Succès = échec

Un suc­cès peut être un échec : telle est la conclu­sion amu­sante des quatre pas­sages rapides que Voo­doo a effec­tués hier à Clarks Ranch, Idaho.

C’est très simple : pour que les records aient un sens, la Fédé­ra­tion aéro­nau­tique inter­na­tio­nale impose un écart de 1 % pour homo­lo­guer une amé­lio­ra­tion. Mais les ins­tru­ments de mesure four­nissent eux des chiffres bien plus pré­cis que cela.

Voo­doo comp­tait battre le record abso­lu de vitesse pour un avion à moteur à pis­tons, déte­nu depuis 28 ans par Rare Bear. Celui-ci avait atteint 850,24 km/h ; il fal­lait donc atteindre 858,74 km/h pour l’ef­fa­cer des tablettes.

Voo­doo a réa­li­sé une vitesse homo­lo­guée de… 855,23 km/h.

Ça doit être frus­trant, non ?

Voo­doo, débar­ras­sé de son habi­tuelle pein­ture vio­lette et soi­gneu­se­ment poli pour le record. — pho­to Pur­suit Aviation

Le truc vrai­ment amu­sant, c’est que d’a­près Pur­suit Avia­tion, char­gé des prises de vues du record, “bien qu’il n’ait pas bat­tu de 1 % le record de Rare Bear […], il a effec­ti­ve­ment été le plus rapide dans sa classe de poids”.

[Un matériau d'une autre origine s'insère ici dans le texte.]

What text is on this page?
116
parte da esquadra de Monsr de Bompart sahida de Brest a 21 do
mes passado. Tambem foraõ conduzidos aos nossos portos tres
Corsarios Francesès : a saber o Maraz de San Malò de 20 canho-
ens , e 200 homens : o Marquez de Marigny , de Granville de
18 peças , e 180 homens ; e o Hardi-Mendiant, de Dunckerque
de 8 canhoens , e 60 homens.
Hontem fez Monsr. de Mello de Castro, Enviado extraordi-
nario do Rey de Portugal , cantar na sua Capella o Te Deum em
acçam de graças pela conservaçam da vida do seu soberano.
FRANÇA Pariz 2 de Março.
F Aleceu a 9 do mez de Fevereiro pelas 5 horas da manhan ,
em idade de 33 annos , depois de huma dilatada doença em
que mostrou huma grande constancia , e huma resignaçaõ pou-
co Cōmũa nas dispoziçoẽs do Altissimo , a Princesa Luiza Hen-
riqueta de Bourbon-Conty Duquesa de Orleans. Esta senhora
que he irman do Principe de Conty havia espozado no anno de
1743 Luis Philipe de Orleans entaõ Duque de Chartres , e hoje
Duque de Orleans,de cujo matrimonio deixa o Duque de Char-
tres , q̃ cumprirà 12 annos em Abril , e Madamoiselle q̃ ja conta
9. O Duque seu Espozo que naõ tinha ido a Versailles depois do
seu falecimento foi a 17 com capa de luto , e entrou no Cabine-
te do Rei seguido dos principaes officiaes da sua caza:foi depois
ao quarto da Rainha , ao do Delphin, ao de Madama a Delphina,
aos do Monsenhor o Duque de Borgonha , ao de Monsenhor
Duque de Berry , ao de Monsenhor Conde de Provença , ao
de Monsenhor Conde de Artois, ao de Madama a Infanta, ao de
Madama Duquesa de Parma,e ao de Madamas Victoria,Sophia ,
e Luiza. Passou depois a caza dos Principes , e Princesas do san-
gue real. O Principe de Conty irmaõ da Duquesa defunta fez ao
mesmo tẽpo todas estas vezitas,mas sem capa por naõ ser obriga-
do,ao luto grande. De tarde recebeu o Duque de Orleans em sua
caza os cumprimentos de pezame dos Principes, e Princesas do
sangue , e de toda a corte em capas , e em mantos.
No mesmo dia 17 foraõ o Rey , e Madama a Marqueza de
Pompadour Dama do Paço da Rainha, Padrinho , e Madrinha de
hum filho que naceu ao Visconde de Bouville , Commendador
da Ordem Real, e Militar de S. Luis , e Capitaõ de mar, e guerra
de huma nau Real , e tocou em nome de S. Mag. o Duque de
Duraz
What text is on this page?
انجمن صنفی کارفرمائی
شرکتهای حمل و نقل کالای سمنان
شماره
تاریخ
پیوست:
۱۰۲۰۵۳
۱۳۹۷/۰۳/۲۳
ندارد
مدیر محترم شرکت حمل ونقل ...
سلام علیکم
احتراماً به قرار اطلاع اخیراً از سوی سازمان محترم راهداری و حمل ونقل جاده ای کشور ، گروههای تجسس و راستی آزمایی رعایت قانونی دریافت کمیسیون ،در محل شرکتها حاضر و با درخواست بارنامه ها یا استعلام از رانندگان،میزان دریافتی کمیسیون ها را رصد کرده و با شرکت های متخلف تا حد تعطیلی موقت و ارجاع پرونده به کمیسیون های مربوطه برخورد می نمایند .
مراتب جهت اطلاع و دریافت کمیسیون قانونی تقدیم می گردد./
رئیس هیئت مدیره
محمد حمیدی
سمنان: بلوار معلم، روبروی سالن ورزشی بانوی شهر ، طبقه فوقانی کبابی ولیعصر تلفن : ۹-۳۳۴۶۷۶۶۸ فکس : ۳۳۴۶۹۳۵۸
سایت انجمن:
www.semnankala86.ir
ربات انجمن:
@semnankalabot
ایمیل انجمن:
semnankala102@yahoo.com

Le Mus­tang et le Bear­cat font sen­si­ble­ment la même masse à la base, envi­ron 3,2 t à vide et un peu moins de 6 t au décol­lage. Ça les ins­talle natu­rel­le­ment dans les C‑1e, classe des appa­reils de 3 à 6 t au décollage.

Deux théo­ries : soit, grâce à l’al­lè­ge­ment effec­tué pen­dant sa pré­pa­ra­tion, Voo­doo est des­cen­du dans la classe C‑1d, de 1750 à 3000 kg. Dans ce cas, il bat­trait effec­ti­ve­ment le record en C‑1d, déte­nu depuis 2011 par N46463 (un Yak-3U qui, a prio­ri, n’a pas de sur­nom par­ti­cu­lier), mais pas en C‑1 (avion ter­restre à moteur à pis­tons, toutes masses confon­dues). On se retrou­ve­rait alors dans une situa­tion amu­sante où le record pour avions à pis­tons “toute caté­go­rie” serait légè­re­ment infé­rieur au record pour avions pis­tons “de telle masse”.

Autre hypo­thèse : Voo­doo est tou­jours consi­dé­ré comme C‑1e, et dans ce cas, dire qu’il a été le plus rapide dans sa classe est un tour de passe-passe sans inté­rêt visant juste à reven­di­quer un lot de conso­la­tion facile — le record actuel dépasse à peine les 510 km/h, alors que des avions de cette masse tournent régu­liè­re­ment à plus de 750 km/h à Reno — en fei­gnant d’i­gno­rer que le “vrai” record des C‑1e a, en son temps, été enre­gis­tré en C‑1 tout court.